A divulgação de que uma segunda pessoa infectada pelo vírus da aids foi curada animou a comunidade científica e médica de Porto Alegre, capital brasileira com a maior taxa de detecção do HIV em 2017, conforme o Ministério da Saúde. De acordo com tratamento publicado pela revista Nature na terça-feira (5), um homem identificado como "Paciente Londres", infectado pelo HIV, recebeu em 2016 transplante de medula óssea para recuperar seu sistema imunológico após quimioterapia contra um linfoma (câncer do sistema linfático).
O doador era um indivíduo com células que dificultam a penetração do vírus em razão de uma mutação na proteína CCR5, a "fechadura" por onde o HIV invade o sistema imunológico — apenas um entre 100 europeus possui tal condição genética. Em 2017, o "Paciente Londres" deixou de tomar remédios contra o HIV, tornando-se o segundo indivíduo a permanecer livre do vírus por tanto tempo após cessar o tratamento.
O primeiro caso de cura — ou remissão do vírus, como preferem chamar alguns médicos — havia ocorrido 12 anos atrás, quando o "Paciente Berlim" deixou de apresentar a doença após ser submetido a procedimento semelhante.
— O resultado mostra que a estrada que se está construindo para chegar à cura da aids vai na direção certa — afirma Eduardo Sprinz, infectologista do Hospital de Clínicas de Porto Alegre que está em Seattle, nos Estados Unidos, para conhecer detalhes do tratamento durante a Conferência sobre Retrovírus e Infecções Oportunistas (CROI) nesta semana.
Apesar de ainda haver traços do HIV no código genético dos dois pacientes, eles deixaram de apresentar sintomas associados à aids, e não precisam mais tomar os medicamentos antirretrovirais. Na prática, o transplante de medula óssea "escondeu a fechadura" por onde o HIV invadia as células, eliminando a necessidade do uso de medicamentos para controlar a infecção.
— A questão é que este tratamento, da forma como foi realizado, é muito arriscado ao paciente (o risco de morte é de 10%, diz o médico) e também caríssimo. Talvez dentro de dez anos consigamos mostrar às células, de forma mais simples, como "esconder a fechadura" do vírus da aids — projeta Sprinz.
Outros estudos em desenvolvimento sobre a cura da aids
Em razão do risco elevado e da possibilidade de o procedimento não ter o mesmo êxito em outros pacientes — um infectado em Barcelona morreu após tentar o tratamento em 2014, e dois casos em Boston, nos Estados Unidos, também falharam, embora tenham usado técnicas diferentes —, o infectologista Paulo Ernesto Gewehr Filho, do serviço de imunizações do Hospital Moinhos de Vento, sugere cautela para analisar os resultados.

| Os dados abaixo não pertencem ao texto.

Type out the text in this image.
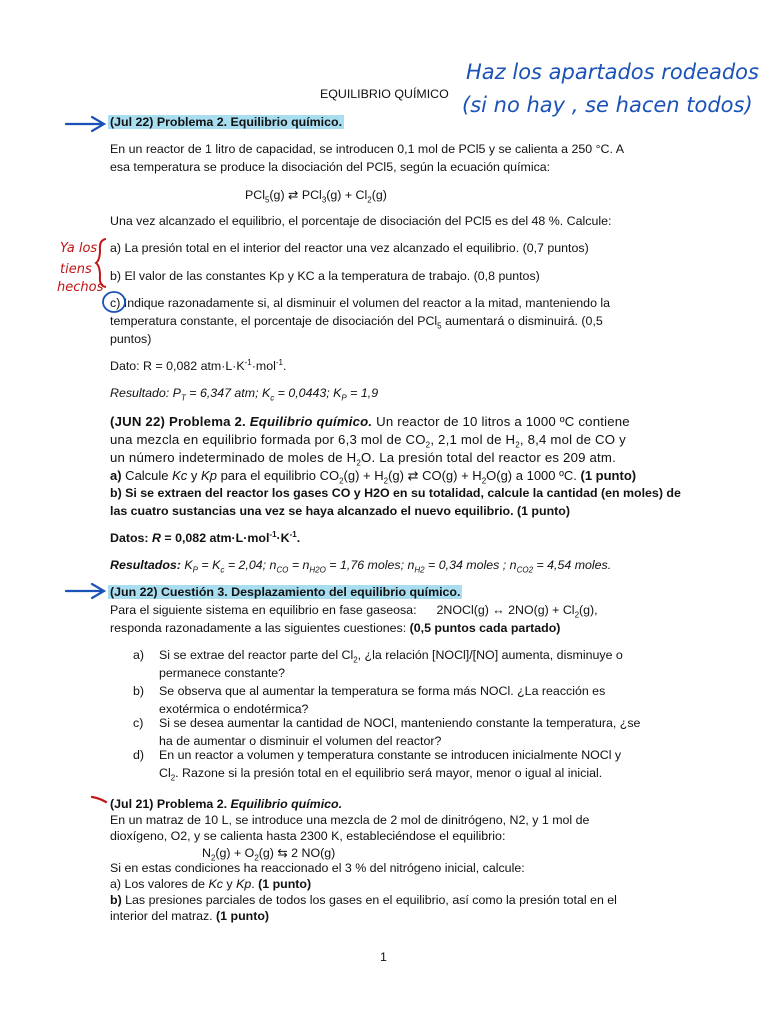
EQUILIBRIO QUÍMICO
Haz los apartados rodeados
(si no hay , se hacen todos)
(Jul 22) Problema 2. Equilibrio químico.
En un reactor de 1 litro de capacidad, se introducen 0,1 mol de PCl5 y se calienta a 250 °C. A
esa temperatura se produce la disociación del PCl5, según la ecuación química:
PCl$_5$(g) ⇄ $PCl_3(g) + Cl_2(g)$
Una vez alcanzado el equilibrio, el porcentaje de disociación del PCl5 es del 48 %. Calcule:
Ya los
tiens
hechos
a) La presión total en el interior del reactor una vez alcanzado el equilibrio. (0,7 puntos)
b) El valor de las constantes Kp y KC a la temperatura de trabajo. (0,8 puntos)
c) Indique razonadamente si, al disminuir el volumen del reactor a la mitad, manteniendo la
temperatura constante, el porcentaje de disociación del PCl$_5$ aumentará o disminuirá. (0,5
puntos)
Dato: R = 0,082 $atm\cdot L\cdot K^{-1}\cdot mol^{-1}$.
Resultado: $P_T = 6,347$ atm; $K_c = 0,0443$; $K_P = 1,9$
(JUN 22) Problema 2. Equilibrio químico. Un reactor de 10 litros a 1000 ºC contiene
una mezcla en equilibrio formada por 6,3 mol de $CO_2$, 2,1 mol de $H_2$, 8,4 mol de CO y
un número indeterminado de moles de $H_2O$. La presión total del reactor es 209 atm.
a) Calcule Kc y Kp para el equilibrio $CO_2(g) + H_2(g)$ ⇄ $CO(g) + H_2O(g)$ a 1000 ºC. (1 punto)
b) Si se extraen del reactor los gases CO y H2O en su totalidad, calcule la cantidad (en moles) de
las cuatro sustancias una vez se haya alcanzado el nuevo equilibrio. (1 punto)
Datos: R = 0,082 $atm\cdot L\cdot mol^{-1}\cdot K^{-1}$.
Resultados: $K_P = K_c = 2,04$; $n_{CO} = n_{H2O} = 1,76$ moles; $n_{H2} = 0,34$ moles ; $n_{CO2} = 4,54$ moles.
(Jun 22) Cuestión 3. Desplazamiento del equilibrio químico.
Para el siguiente sistema en equilibrio en fase gaseosa: 2NOCl(g) ↔ $2NO(g) + Cl_2(g)$,
responda razonadamente a las siguientes cuestiones: (0,5 puntos cada partado)
a) Si se extrae del reactor parte del $Cl_2$, ¿la relación [NOCl]/[NO] aumenta, disminuye o
permanece constante?
b) Se observa que al aumentar la temperatura se forma más NOCl. ¿La reacción es
exotérmica o endotérmica?
c) Si se desea aumentar la cantidad de NOCl, manteniendo constante la temperatura, ¿se
ha de aumentar o disminuir el volumen del reactor?
d) En un reactor a volumen y temperatura constante se introducen inicialmente NOCl y
$Cl_2$. Razone si la presión total en el equilibrio será mayor, menor o igual al inicial.
(Jul 21) Problema 2. Equilibrio químico.
En un matraz de 10 L, se introduce una mezcla de 2 mol de dinitrógeno, N2, y 1 mol de
dioxígeno, O2, y se calienta hasta 2300 K, estableciéndose el equilibrio:
$N_2(g) + O_2(g)$ ⇆ 2 NO(g)
Si en estas condiciones ha reaccionado el 3 % del nitrógeno inicial, calcule:
a) Los valores de Kc y Kp. (1 punto)
b) Las presiones parciales de todos los gases en el equilibrio, así como la presión total en el
interior del matraz. (1 punto)
1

— O que se fez foi fornecer um novo sistema imunológico ao indivíduo, com células de defesa resistentes ao vírus, o que funcionou em alguns casos, mas é um procedimento que oferece riscos e pode trazer efeitos colaterais importantes durante a recuperação — reforça.
Ponto-chave do experimento, o uso da mutação da proteína CCR5 para impedir que o vírus se espalhasse já é feito por alguns antirretrovirais. Ou seja, a constatação de que "esconder a fechadura" pode ser um caminho para vencer a aids não é nova. Gewehr Filho avalia que outras frentes de pesquisa estão, neste momento, mais avançadas e poderão chegar antes ao uso da população. Um exemplo é o desenvolvimento de vários tipos de anticorpos sintéticos que são transformados em medicamentos ou vacinas.
— A boa notícia é que nunca se avançou tanto na pesquisa da cura da aids, principalmente com avanços na área da genética. São passos cruciais para vencer definitivamente a doença nos próximos anos — avalia Gewehr Filho.